Jesús había anunciado repetidamente que
subía a Jerusalén donde iban a acontecer muchas cosas, que los discípulos les
costaba comprender. Ahora mientras subía desde Galilea el evangelista nos dice
que Jesús iba caminando delante, como si llevara prisa por lo que había de
suceder. Había anunciado que el Hijo del Hombre iba a ser entregado en manos de
los gentiles, que habría de sufrir pasión y muerte pero que al tercer día habría
de resucitar. Quizá los discípulos más cercanos que recordaban bien las
palabras de Jesús ahora no terminaban de comprender lo que estaba sucediendo, y
pareciera que les dieran la razón de que lo anunciado por Jesús no tenia por
qué suceder. El triunfo y la gloria que ahora se proclama es el preanuncio de lo
que había de ser la verdadera victoria. Todo se iría desarrollando a su tiempo
porque llegaba el tiempo de la verdadera pascua, la pascua nueva y eterna de la
nueva Alianza.
Este es el pórtico de esta semana que
llamamos santa por los grandes misterios que en ella celebramos. Cuarenta días
de subida hemos ido realizando a través de toda la Cuaresma para prepararnos
para la celebración del Misterio Pascual de la pasión, muerte y resurrección de
Jesús. Desde el principio hemos escuchado también ese anuncio de la subida a
Jerusalén, camino que hemos querido ir haciendo con Jesús, dejándonos iluminar
por su Palabra cada día. Llega ahora el momento de la celebración, de la
contemplación, de hacer vida en nosotros esa Pascua de Jesús que también nos
transforme y nos haga renacer a una nueva vida con la renovación de nuestro
compromiso bautismal en la noche de la Pascua.
Son días de contemplación pero cuando
hay verdadera contemplación hay transformación interior porque iremos rumiando
una y otra vez en nuestro interior todo este misterio pascual.

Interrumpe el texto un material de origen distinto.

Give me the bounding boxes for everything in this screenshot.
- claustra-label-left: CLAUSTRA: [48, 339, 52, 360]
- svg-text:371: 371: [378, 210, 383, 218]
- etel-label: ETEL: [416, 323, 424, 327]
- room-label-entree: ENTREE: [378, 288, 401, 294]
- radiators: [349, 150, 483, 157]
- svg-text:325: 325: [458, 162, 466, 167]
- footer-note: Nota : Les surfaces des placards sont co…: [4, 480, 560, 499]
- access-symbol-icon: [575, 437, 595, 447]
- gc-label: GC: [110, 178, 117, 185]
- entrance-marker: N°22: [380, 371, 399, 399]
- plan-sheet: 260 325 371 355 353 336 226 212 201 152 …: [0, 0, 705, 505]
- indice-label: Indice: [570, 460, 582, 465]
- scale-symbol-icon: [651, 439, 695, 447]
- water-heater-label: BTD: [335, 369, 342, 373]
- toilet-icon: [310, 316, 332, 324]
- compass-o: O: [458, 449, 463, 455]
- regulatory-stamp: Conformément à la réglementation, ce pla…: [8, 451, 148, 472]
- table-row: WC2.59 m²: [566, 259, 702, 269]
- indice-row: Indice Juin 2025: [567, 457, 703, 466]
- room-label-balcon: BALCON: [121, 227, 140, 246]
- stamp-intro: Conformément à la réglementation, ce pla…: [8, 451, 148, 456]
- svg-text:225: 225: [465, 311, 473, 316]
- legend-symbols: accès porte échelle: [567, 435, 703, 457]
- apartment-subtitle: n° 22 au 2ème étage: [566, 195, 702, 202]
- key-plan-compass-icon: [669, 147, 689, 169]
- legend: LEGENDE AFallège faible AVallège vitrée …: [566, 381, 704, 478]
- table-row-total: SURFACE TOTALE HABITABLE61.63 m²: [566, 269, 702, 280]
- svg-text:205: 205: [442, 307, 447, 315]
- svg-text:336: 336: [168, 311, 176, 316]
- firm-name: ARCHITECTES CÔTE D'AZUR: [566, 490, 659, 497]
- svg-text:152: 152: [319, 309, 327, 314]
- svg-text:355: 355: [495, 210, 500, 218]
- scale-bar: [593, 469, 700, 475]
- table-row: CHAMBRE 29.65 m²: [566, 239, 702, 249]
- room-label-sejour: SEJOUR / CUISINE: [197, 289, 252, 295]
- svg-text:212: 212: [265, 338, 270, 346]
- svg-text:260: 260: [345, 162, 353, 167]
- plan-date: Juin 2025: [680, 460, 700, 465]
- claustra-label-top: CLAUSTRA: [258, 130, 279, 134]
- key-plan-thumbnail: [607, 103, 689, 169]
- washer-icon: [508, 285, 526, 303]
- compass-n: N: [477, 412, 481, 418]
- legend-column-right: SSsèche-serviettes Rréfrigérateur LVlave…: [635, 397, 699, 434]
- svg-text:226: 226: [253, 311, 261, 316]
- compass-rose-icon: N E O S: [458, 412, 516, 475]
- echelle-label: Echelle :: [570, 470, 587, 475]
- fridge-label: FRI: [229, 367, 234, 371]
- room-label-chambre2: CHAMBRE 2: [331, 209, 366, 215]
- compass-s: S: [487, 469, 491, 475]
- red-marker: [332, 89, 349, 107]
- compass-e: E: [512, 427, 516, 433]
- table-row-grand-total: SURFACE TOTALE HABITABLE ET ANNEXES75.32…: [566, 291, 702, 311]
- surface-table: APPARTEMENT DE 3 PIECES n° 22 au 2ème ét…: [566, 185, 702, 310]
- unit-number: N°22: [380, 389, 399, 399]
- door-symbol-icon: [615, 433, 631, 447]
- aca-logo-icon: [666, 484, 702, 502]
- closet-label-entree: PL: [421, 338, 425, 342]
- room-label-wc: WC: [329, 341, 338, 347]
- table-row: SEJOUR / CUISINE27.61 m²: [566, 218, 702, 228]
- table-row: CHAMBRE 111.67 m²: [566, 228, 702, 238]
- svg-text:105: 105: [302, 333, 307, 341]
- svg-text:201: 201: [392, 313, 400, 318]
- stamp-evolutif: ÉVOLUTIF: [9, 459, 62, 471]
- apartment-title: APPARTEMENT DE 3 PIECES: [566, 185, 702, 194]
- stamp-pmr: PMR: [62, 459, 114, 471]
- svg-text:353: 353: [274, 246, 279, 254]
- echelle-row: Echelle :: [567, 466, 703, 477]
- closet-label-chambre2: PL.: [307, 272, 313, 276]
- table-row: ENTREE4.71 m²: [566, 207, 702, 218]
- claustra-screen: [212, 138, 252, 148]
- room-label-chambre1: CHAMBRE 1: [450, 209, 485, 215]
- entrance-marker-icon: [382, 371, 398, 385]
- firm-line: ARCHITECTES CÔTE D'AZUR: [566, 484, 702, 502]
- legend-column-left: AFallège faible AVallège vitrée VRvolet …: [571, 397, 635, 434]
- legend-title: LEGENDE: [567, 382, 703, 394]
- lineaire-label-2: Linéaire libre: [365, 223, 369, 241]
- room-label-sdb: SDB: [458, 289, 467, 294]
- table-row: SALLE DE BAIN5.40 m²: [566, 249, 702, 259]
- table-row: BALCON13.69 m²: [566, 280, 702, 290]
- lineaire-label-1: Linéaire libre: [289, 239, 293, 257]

Iremos poniéndonos
en cada situación y en cada momento – como hoy con aquellos niños hebreos que
alfombraban el camino de Jesús – para hacernos presentes y de ninguna manera de
forma pasiva en cada uno de esos momentos.
Necesitamos una predisposición en
nosotros para no quedarnos en superficialidades o meros sentimientos
compasivos. Muchas cosas podrían distraernos aun en medio de las celebraciones
y los actos que vivamos en estos días a pesar de la buena voluntad. Tenemos que
llenarnos de los sentimientos de Cristo Jesús, tenemos que dejarnos asombrar
por la maravilla del misterio que contemplamos, tenemos que saber hacer
silencio interior, tenemos que centrarnos de verdad en lo que es fundamental.
Es una contemplación que no hacemos
como meros espectadores, porque nos pueden encandilar las manifestaciones artísticas
que a la manera de catequesis a través de los tiempos han ido adornando y
llenando de contenido nuestras celebraciones. Es una contemplación que hacemos
del misterio de Dios y tenemos que dejarnos envolver por ese misterio que al
mismo tiempo se acerca a nosotros y se mete en nuestra vida. Por eso tiene que
ir surgiendo la verdadera oración que es también escucha, que se hace alabanza,
que compromete nuestra vida, que despierta nuestra fe.
Vayamos día a día empapándonos de ese
misterio, que es empaparnos de amor, que es dejarnos transformar desde lo más
hondo de nosotros, que es comenzar a vivir con toda intensidad esa vida que se
nos ofrece. Siempre tenemos que ir descubriendo la grandeza y la maravilla del
amor de Dios que se nos manifiesta en Jesús, en su entrega, en su pasión, en su
muerte en la Cruz. Así podremos resucitar a una vida nueva y cantar con la alegría
más profunda el aleluya de la resurrección.